The surtax is imposed on the lesser of (A) NII or (B) the excess of (1) MAGI over (2) the threshold amount. For example, a couple’s NII is $200,000, MAGI is $300,000, and threshold is $250,000. Their surtax is $1,900 — 3.8% of $50,000 ($300,000 MAGI minus $250,000 threshold). What happens when home sellers have MAGIs that exceed the applicable threshold of $250,000, $125,0000 or $200,000? They may be subject to the 3.8% tax on gains from sales that exceed the profit exclusions of $500,000 or $250,000. But they are liable for the tax only on the amount by which MAGI exceeds the threshold.
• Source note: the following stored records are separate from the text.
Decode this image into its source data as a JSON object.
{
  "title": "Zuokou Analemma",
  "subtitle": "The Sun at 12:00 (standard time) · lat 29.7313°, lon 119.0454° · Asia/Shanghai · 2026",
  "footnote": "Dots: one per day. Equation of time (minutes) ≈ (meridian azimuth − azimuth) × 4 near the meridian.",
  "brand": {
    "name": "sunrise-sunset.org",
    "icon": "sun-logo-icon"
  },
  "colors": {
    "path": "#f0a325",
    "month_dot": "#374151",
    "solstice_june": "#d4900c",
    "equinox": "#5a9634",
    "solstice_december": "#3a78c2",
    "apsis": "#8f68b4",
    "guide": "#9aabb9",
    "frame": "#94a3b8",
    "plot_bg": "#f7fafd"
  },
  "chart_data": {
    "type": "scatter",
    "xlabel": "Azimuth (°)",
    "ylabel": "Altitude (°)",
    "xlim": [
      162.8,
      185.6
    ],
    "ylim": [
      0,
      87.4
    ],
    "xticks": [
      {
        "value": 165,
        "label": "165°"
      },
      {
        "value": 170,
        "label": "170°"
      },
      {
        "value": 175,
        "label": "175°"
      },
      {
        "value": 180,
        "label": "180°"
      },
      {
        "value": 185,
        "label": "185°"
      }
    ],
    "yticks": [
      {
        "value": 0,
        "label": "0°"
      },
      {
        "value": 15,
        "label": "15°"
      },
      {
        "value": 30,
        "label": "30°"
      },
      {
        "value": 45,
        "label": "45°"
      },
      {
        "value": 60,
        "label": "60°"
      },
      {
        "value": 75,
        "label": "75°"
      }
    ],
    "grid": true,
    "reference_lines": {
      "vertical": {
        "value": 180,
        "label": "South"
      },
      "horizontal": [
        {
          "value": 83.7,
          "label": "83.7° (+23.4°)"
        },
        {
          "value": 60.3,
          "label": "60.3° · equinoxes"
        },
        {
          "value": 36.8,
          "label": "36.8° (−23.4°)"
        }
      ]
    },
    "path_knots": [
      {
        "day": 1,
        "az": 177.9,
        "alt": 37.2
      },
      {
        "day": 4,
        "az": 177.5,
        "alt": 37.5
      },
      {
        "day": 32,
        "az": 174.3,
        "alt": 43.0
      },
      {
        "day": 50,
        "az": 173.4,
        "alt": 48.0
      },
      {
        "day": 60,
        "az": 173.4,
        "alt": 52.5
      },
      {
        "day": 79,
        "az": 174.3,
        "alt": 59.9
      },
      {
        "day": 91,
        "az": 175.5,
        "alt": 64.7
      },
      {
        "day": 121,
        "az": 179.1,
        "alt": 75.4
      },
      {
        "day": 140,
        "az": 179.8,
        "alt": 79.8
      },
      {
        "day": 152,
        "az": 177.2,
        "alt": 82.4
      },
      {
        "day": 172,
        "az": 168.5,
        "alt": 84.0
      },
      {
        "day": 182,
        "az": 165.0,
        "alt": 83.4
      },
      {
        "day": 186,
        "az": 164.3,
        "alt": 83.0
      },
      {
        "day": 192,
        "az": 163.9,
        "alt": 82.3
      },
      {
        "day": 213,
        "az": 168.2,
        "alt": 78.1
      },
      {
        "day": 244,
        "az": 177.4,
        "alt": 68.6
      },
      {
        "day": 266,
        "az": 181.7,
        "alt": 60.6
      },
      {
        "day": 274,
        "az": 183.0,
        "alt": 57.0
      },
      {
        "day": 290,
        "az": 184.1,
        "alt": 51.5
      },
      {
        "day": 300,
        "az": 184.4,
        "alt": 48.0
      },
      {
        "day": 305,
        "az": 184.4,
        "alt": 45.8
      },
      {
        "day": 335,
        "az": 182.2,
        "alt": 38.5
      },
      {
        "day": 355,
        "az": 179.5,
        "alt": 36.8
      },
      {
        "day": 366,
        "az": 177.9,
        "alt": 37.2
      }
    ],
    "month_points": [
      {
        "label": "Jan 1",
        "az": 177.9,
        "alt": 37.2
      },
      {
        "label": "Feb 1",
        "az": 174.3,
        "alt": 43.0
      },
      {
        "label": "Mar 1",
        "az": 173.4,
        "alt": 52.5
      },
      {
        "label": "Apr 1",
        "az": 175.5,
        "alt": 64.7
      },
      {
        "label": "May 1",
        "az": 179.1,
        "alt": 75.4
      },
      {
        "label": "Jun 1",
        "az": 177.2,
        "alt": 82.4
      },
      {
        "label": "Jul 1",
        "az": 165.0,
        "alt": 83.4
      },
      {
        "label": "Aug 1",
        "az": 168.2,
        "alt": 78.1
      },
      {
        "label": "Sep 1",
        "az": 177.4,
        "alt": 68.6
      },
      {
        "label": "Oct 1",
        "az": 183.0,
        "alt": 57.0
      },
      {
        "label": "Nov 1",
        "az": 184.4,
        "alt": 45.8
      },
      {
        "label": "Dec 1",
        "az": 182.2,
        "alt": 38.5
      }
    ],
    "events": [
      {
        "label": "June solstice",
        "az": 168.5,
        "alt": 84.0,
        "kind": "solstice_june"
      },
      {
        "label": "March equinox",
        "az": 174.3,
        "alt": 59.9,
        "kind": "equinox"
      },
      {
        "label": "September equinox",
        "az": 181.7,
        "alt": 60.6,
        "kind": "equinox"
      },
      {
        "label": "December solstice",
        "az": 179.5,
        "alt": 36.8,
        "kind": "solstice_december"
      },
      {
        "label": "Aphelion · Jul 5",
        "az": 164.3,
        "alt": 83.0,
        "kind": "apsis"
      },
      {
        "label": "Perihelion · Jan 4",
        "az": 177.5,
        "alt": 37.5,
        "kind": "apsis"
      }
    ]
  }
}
Even if liable, sellers still can take profit exclusions of $500,000 or $250,000.
HELPFUL HINT: NII includes income from such sources as rents, gains from sales of second homes and gains from sales of investment properties. They’re possibly subject to the 3.8% tax, to the extent that gains aren’t otherwise offset by capital losses. Browse to http://bit.ly/IRSNIIT for further details.
Moving Expenses: Only Military Personnel Can Deduct Relocation Costs When Moving
TAX FACTS: Only members of the military on active duty (or their spouse or dependents) who move due to a military order for a permanent change of station may qualify for a moving-expense deduction. As a bonus for those members of the military who qualify, you do NOT need to itemize deductions to use the moving deduction and you will not have to pay tax on qualified moving expense reimbursements.
Whether a homeowner or renter, you can deduct the cost of moving household goods and the direct cost of moving you and your family. You can also deduct expenses for lodging during the move but not meals. Use Form 3903 to tally your moving deductions, provided your employer did not reimburse you for them.
HELPFUL HINT: For non-military related moves, employers may still reimburse you for any moving expenses you incur, but these reimbursements are now taxable. Keep in mind that these reimbursements will show up on your W-2 as income and may increase your tax liability.
These are just summaries of complex tax rules. Be sure to work with a qualified tax professional to see how these provisions apply to your situation.